CASE, ARBITRATION AND PROCEEDING TRANSCRIPTS

CALIFORNIA

Wilkins v. Delross and Mason v. Ellis, Sonoma Cty, CA, Superior Court, Case #s SMC-09-174813 & SMC-09-175738
(Oct. 2009)

Rights of third parties (not at-fault drivers recovering against persons who caused accident) to recover reasonable cost of repair rather than insurer-determined lesser amount.  "Reasonableness" connotes a range of charges and rates, not one set rate.  (State Farm is the insurer involved.) 
Day One Transcript:  October 28, 2009

Day Two Transcript:  October 29, 2009 (includes Judge Bertoli's decision, ruling from the bench)

CONNECTICUT


All Pro Collision Repair & Sales, LLC v Erhardt, Hartford, CT, Superior Court, Case # SCC-322032 (Feb. 8, 2011)

Independent collision repair facility accepted Assignment of Claim from third party (not at-fault driver) for additional charges refused to be paid by at-fault driver's insurer for repairs to vehicle.  Charges for repair work at $68.95/body labor and paint labor, $90/ mechanical labor, and $79.55/frame labor were reasonable and necessary in marketplace and Allstate's across-the-board rate of $48 was not.

PENNSYLVANIA

Nationwide General Ins. Co. v. Crawford's Auto Center, Inc., Chester Cty., PA, Court of Common Pleas,
Case #10-14174 (Aug. 15, 2011)

                    Insurer sued collision repair facility claiming unjust enrichment in charges relating to a total loss.  Repairer's
total charges for storage, towing, and total repair process fee with sales tax was $6,299.48.  Insurer
paid invoice to secure vehicle, then sued alleging repairer's total repair process fee of $3,358.00 was
unreasonable and "fair and reasonable charge" for work performed was only $545.69.  Insurer sought
recovery of $2,812.31.  Arbitration panel found in favor of collision repair facility.

Desiderio v.

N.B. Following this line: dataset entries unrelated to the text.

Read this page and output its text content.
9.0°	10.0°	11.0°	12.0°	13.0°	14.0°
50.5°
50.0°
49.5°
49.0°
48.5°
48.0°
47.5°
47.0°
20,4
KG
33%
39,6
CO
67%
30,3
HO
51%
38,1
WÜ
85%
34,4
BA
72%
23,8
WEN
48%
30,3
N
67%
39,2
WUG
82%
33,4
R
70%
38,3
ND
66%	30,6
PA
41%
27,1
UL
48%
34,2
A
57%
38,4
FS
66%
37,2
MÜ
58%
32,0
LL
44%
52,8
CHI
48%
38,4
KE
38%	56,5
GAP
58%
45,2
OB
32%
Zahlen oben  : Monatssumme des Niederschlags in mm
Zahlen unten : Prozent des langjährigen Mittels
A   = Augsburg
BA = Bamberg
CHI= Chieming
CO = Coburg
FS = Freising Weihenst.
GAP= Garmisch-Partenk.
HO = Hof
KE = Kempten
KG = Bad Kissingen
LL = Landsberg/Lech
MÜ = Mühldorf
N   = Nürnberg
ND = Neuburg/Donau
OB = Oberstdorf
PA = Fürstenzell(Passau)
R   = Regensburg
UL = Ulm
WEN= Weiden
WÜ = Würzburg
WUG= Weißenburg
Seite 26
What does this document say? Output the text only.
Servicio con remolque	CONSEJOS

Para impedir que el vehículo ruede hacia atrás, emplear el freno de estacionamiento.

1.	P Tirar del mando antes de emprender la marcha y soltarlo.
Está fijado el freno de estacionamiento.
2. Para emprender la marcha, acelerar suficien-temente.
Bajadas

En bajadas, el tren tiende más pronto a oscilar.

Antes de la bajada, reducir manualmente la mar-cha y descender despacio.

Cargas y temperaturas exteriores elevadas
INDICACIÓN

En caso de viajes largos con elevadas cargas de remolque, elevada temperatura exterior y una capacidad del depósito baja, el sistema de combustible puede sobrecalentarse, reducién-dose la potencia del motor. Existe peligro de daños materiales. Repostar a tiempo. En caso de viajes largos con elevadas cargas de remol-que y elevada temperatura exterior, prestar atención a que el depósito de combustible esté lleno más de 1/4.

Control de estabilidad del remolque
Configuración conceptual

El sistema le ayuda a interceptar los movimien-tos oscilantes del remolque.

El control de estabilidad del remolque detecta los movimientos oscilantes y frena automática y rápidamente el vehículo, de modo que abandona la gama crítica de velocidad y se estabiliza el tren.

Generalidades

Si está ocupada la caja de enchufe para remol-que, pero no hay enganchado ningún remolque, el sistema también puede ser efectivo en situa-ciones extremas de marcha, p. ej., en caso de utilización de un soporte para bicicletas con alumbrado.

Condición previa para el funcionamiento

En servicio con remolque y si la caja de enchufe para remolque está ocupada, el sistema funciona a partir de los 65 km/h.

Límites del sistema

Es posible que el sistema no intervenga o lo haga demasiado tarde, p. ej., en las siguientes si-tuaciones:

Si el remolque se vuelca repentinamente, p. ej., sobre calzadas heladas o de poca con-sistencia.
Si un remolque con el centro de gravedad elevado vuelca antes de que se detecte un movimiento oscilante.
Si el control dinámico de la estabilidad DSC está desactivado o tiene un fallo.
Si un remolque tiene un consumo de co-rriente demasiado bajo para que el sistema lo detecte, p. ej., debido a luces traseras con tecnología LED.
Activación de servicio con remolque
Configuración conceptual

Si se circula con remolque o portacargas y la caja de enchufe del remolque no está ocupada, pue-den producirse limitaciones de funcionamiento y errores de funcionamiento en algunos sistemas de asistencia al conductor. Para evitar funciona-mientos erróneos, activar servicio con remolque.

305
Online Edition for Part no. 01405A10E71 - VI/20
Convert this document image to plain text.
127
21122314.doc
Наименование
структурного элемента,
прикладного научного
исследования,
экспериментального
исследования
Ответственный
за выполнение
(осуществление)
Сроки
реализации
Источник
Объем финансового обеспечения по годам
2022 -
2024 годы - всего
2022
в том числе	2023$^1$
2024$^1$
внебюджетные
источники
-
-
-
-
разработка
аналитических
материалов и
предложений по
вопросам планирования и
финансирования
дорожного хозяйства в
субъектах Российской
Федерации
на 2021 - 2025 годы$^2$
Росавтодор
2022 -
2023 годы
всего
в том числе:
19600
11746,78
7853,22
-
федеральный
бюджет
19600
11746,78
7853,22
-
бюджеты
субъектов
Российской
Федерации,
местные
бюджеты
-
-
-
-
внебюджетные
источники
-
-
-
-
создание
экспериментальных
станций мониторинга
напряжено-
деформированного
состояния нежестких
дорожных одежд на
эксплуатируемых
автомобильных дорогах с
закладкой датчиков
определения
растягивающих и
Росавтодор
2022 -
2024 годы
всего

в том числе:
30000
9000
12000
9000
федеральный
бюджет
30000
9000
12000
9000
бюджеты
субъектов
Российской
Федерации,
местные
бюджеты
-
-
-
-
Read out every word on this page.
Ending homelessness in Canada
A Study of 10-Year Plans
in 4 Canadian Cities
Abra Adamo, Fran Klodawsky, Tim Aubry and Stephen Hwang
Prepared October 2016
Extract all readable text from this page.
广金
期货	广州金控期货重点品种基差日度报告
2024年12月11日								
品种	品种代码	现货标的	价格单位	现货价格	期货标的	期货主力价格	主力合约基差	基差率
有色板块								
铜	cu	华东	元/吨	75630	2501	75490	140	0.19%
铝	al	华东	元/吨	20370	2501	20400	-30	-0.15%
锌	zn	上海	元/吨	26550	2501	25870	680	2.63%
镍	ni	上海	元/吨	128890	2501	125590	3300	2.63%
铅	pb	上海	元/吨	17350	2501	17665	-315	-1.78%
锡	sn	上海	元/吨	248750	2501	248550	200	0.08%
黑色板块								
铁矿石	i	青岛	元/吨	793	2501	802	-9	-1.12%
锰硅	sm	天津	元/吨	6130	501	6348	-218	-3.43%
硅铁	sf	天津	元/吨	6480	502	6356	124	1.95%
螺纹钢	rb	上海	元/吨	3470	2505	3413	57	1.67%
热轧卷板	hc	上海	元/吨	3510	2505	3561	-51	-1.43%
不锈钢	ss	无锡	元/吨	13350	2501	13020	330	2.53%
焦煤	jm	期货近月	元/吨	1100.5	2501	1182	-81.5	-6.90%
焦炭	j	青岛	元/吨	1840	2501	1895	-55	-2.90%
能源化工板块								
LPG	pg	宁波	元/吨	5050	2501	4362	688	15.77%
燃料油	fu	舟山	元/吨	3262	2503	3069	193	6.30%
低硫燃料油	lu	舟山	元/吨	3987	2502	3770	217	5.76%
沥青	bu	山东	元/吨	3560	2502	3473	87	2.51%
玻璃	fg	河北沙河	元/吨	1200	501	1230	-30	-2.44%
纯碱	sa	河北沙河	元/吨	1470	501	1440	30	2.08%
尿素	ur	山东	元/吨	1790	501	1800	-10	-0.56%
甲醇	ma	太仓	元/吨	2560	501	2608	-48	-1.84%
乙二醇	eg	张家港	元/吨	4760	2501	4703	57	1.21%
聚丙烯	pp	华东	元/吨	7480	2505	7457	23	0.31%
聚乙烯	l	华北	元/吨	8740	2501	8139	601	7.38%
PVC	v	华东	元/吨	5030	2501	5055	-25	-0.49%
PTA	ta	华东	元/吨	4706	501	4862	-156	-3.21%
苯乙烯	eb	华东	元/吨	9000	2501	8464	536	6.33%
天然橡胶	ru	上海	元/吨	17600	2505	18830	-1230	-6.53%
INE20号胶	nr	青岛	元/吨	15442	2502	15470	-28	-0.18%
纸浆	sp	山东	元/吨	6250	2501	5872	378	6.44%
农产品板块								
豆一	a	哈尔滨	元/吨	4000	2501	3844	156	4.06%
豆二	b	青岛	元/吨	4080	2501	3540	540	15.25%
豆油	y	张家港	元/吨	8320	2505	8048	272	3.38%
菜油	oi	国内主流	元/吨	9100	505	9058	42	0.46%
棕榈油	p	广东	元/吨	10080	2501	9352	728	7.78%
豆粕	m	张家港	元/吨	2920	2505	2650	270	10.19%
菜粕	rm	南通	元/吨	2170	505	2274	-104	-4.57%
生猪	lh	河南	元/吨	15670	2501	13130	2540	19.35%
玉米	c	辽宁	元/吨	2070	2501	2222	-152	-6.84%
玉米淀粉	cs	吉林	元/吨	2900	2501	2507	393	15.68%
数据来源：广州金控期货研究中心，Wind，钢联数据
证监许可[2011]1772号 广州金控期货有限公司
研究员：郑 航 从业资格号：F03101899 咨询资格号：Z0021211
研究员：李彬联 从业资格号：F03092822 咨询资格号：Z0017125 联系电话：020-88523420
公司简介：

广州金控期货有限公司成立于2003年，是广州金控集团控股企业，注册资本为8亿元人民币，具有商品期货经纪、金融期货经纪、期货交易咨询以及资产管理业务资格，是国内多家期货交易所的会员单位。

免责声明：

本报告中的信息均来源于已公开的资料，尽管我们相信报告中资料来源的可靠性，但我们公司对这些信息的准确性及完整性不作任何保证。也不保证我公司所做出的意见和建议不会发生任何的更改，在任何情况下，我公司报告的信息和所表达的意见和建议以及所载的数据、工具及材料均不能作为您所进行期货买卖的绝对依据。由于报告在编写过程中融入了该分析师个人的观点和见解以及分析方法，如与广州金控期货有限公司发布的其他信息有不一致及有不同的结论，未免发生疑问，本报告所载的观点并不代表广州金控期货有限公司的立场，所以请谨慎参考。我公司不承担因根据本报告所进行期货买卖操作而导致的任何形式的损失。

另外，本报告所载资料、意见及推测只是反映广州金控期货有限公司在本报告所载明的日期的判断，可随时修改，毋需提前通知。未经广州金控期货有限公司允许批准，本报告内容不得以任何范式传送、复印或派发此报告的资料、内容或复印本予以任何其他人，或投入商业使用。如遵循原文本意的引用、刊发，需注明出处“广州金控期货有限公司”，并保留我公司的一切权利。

State Farm Mutual Automobile Ins. Co., Philadelphia Municipal Court, Philadelphia, PA, Case #SC-09-09-25-6001 (Jan. 8, 2010)

Insured sued insurer for breach of contract and bad faith for denying her vehicle damage claim, accusing her of
committing insurance fraud, and reporting her to the state Attorney General.  Court found in favor of insured that
State Farm had wrongly denied her claim and awarded $5,137.93 for property loss, $2,500 in additional damages,
and $59.50  in court costs.  (Includes Judge Gilbert's ruling from the bench.)



SOUTH CAROLINA

Southern Glass & Plastic Co., Inc. v. USAA Casualty Insurance Co., et al, Richland Cty, SC, Magistrate's Court,  Case # 2009-CV-40-1101259  (Sept. 2009)

Glass repair company's use of an Assignment of Proceeds/Claim to recover against an insurer for underpayment of necessary costs to properly and safely repair/replace vehicle's glass. Glass repairer permitted to recover reasonable cost of repair rather than insurer-determined lesser amount.

         Day One Transcript:  September 16, 2009

Day Two Transcript:  September 17, 2009 (includes Judge Womble's decision, ruling from the bench)


WASHINGTON

Stroud's Auto Rebuild, Inc. v. Safeco Insurance Co.,
Pierce Cty., WA, Superior Court, Case # 09-2-07665-6
(Dec. 6, 2010)

Independent collision repair facility's right to recover lost profit against insurer who persuaded insured to patronize insurer "preferred repair facility" on claim of tortious interference with contract/business expectancy.

Stroud's Auto Rebuild, Inc. Arbitration Brief  (Nov. 16, 2010)

Safeco Insurance Co. Arbitration Brief  (Nov. 17, 2010)

 Decker v. Safeco Insurance Co., Appraisal Clause Arbitration, Seattle, WA, Reference # 1160017034 (Dec. 11, 2007)

Insured invoked appraisal clause under insurance policy to address insurer's refusal to pay entire cost of repairs by BMW-approved collision repair facility amounting to $12,352.15.  Insurer argued $46/body labor was "prevailing competitive price" in Seattle, WA marketplace and submitted its Prevailing Rate Survey" for "Independent Repair Facilities" in support.  Decker submitted a detailed analysis demonstrating that Safeco's survey did not comply with proper statistical and survey methods, contained inaccurate information, and identied results of separate 2007 Benchmarking Survey of posted rates for independent repair facilities to be $53.18/body labor.  Umpire rejected insurer's rate survey stating it was flawed, found repairer's bill proper, and awarded damages to insured including payment of attorney fees.